Luther, during the time of his crisis, was not only a monk of dangerously wide views, but he was also inclined to take liberties in practice.

There is a great dearth of information with regard to the way in which Luther practised at that time the virtues of the religious life, and from his own statements we do not learn much. He complains, in 1516, to his friend Leiffer, the Erfurt Augustinian: “I am sure and know from my own experience, from yours too, and, in fact, from the general experience of all whom I have seen troubled, that it is merely the false wisdom of our own ideas which is the origin and root of our disquietude. For our eye is evil, and, to speak only of myself, into what painful misery has it brought me and still continues to bring me.”[718]

Luther, whose capacity for work was enormous, flung himself into the employments which pressed upon him. He reserved little time for self-examination and for cultivating his spiritual life.
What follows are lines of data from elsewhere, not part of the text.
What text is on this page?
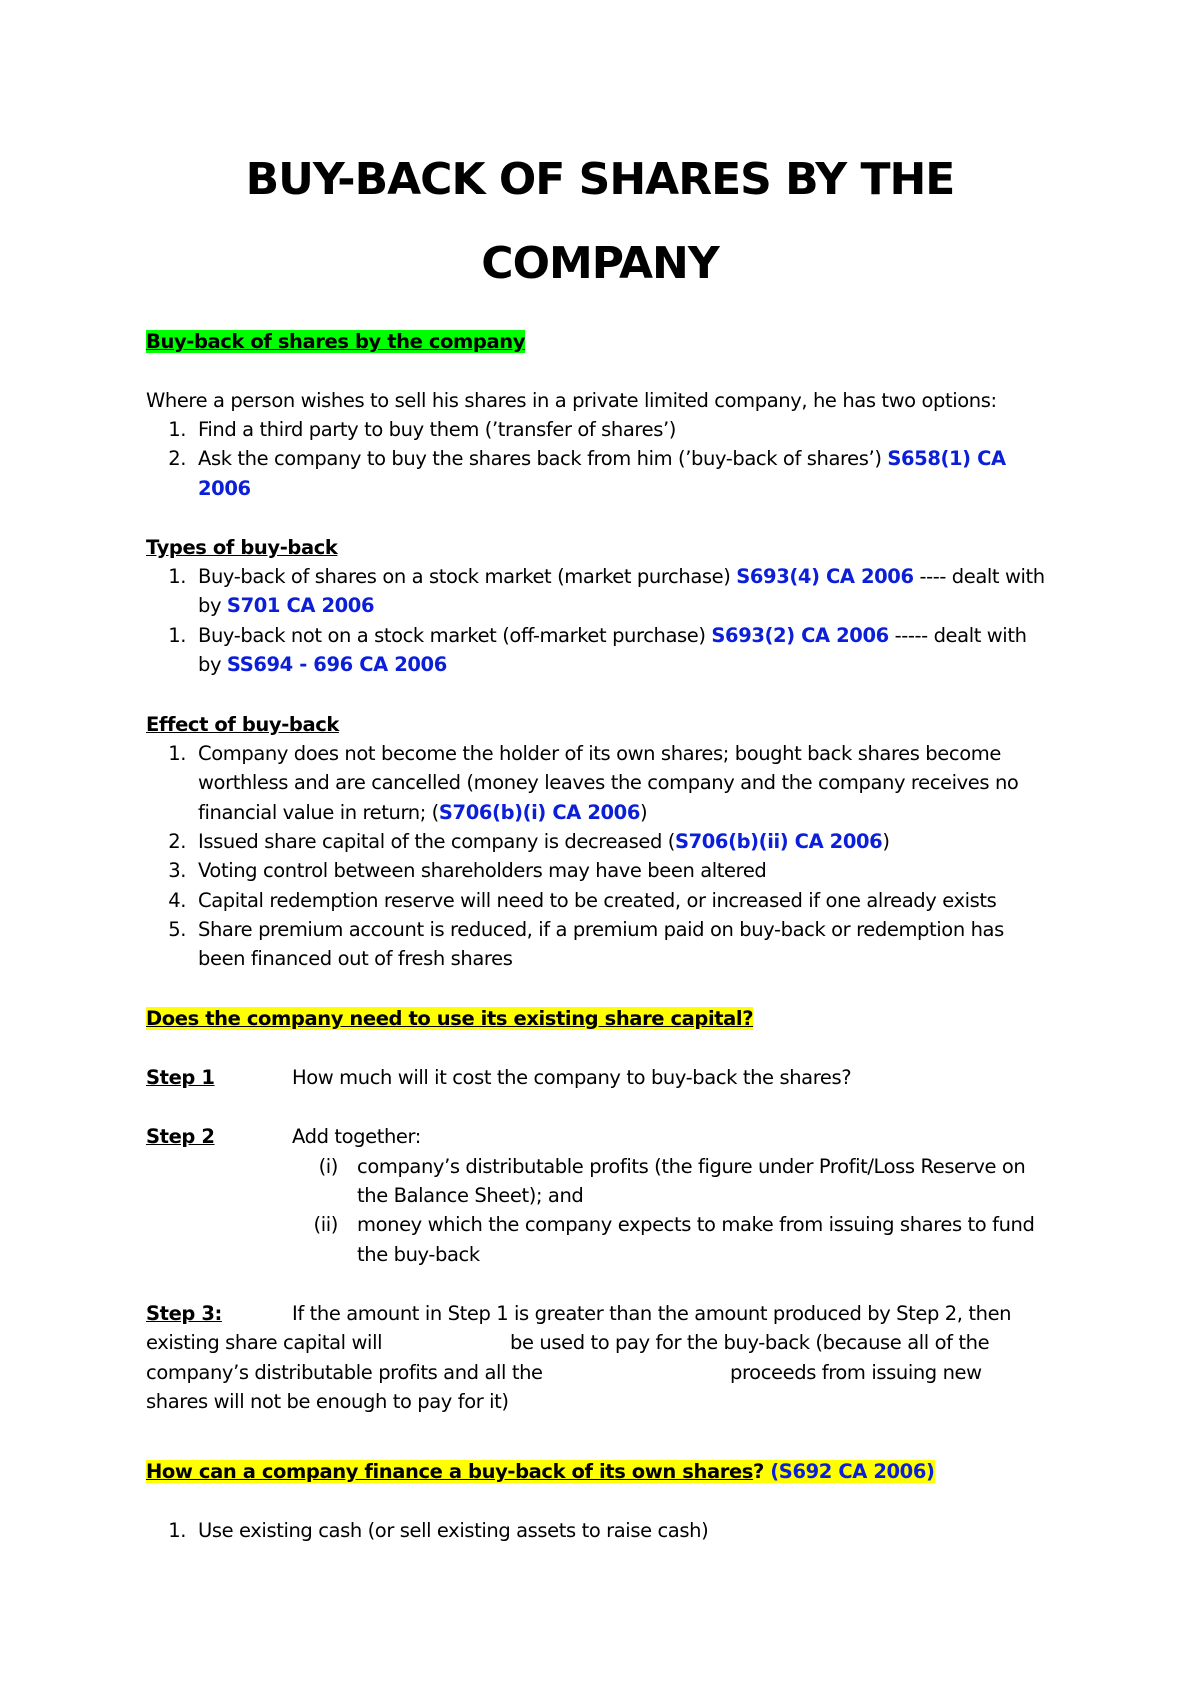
BUY-BACK OF SHARES BY THE
COMPANY
Buy-back of shares by the company
Where a person wishes to sell his shares in a private limited company, he has two options:
1. Find a third party to buy them (’transfer of shares’)
2. Ask the company to buy the shares back from him (’buy-back of shares’) S658(1) CA
2006
Types of buy-back
1. Buy-back of shares on a stock market (market purchase) S693(4) CA 2006 ---- dealt with
by S701 CA 2006
1. Buy-back not on a stock market (off-market purchase) S693(2) CA 2006 ----- dealt with
by SS694 - 696 CA 2006
Effect of buy-back
1. Company does not become the holder of its own shares; bought back shares become
worthless and are cancelled (money leaves the company and the company receives no
financial value in return; (S706(b)(i) CA 2006)
2. Issued share capital of the company is decreased (S706(b)(ii) CA 2006)
3. Voting control between shareholders may have been altered
4. Capital redemption reserve will need to be created, or increased if one already exists
5. Share premium account is reduced, if a premium paid on buy-back or redemption has
been financed out of fresh shares
Does the company need to use its existing share capital?
Step 1	How much will it cost the company to buy-back the shares?
Step 2	Add together:
(i) company’s distributable profits (the figure under Profit/Loss Reserve on
the Balance Sheet); and
(ii) money which the company expects to make from issuing shares to fund
the buy-back
Step 3:	If the amount in Step 1 is greater than the amount produced by Step 2, then
existing share capital will	be used to pay for the buy-back (because all of the
company’s distributable profits and all the	proceeds from issuing new
shares will not be enough to pay for it)
How can a company finance a buy-back of its own shares? (S692 CA 2006)
1. Use existing cash (or sell existing assets to raise cash)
In addition to his lectures, his studies, the direction of the younger monks, his sermons, whether at the monastery or in the parish church, and the heavy correspondence which devolved on him as Vicar, he also undertook various other voluntary labours. Frequently he had several sermons to preach on the same day, and with his correspondence he was scarcely able to cope. This was merely a prelude to what was to come. During the first years after his public apostasy he himself kept four printing presses at work, and besides this had a vast amount of other business to attend to. His powers of work were indeed amazing.

In 1516 in a letter he tells his friend Lang of his engagements. “I really ought to have two secretaries or chancellors. I do hardly anything all day but write letters.... I am at the same time preacher to the monastery, have to preach in the refectory and am even expected to preach daily in the parish church. I am Regent of the Studium [i.e. of the younger monks] and Vicar, that is to say Prior eleven times over [i.e. of the eleven houses under his supervision]; I have to provide for the delivery of fish from the Leitzkau pond and to manage the litigation of the Herzberg fellows [the monks] at Torgau; I am lecturing on Paul, compiling an exposition of the Psalter and, as I said before, writing letters most of the time.”

“It is seldom,” he adds, “that I have time for the recitation of the Divine Office or to celebrate [Mass], and then, too, I have my peculiar temptations from the flesh, the world and the devil.”[719]

Thus at the time he was constantly omitting Office in Choir, the Breviary and the celebration of Mass, or performing these sacred duties in the greatest haste in order to get back to his business. We must dwell a little on this confession, as it represents the only definite information we have with regard to his spiritual life. If, as he says, he had strong temptations to bewail, it should have been his first care to strengthen his soul by spiritual exercises and to implore God’s assistance in the Holy Mass and by diligence in Choir. Daily celebration of Mass had been earnestly recommended by teachers of the spiritual life to all priests, more particularly to those belonging to religious Orders. The punctual recitation of the canonical Hours, i.e. of the Breviary, was enjoined as a most serious duty not merely by the laws of the Church, but also by the constitutions of the Augustine Congregation. The latter declared that no excuse could be alleged for the omission, and that whoever neglected the canonical Hours was to be considered as a schismatic. It is incomprehensible how Luther could dispense himself from both these obligations by alleging his want of time, as, according to his Rule, spiritual exercises especially in the case of a Superior, took precedence of all other duties, and it was for him to give an example to others in the punctual performance of the same.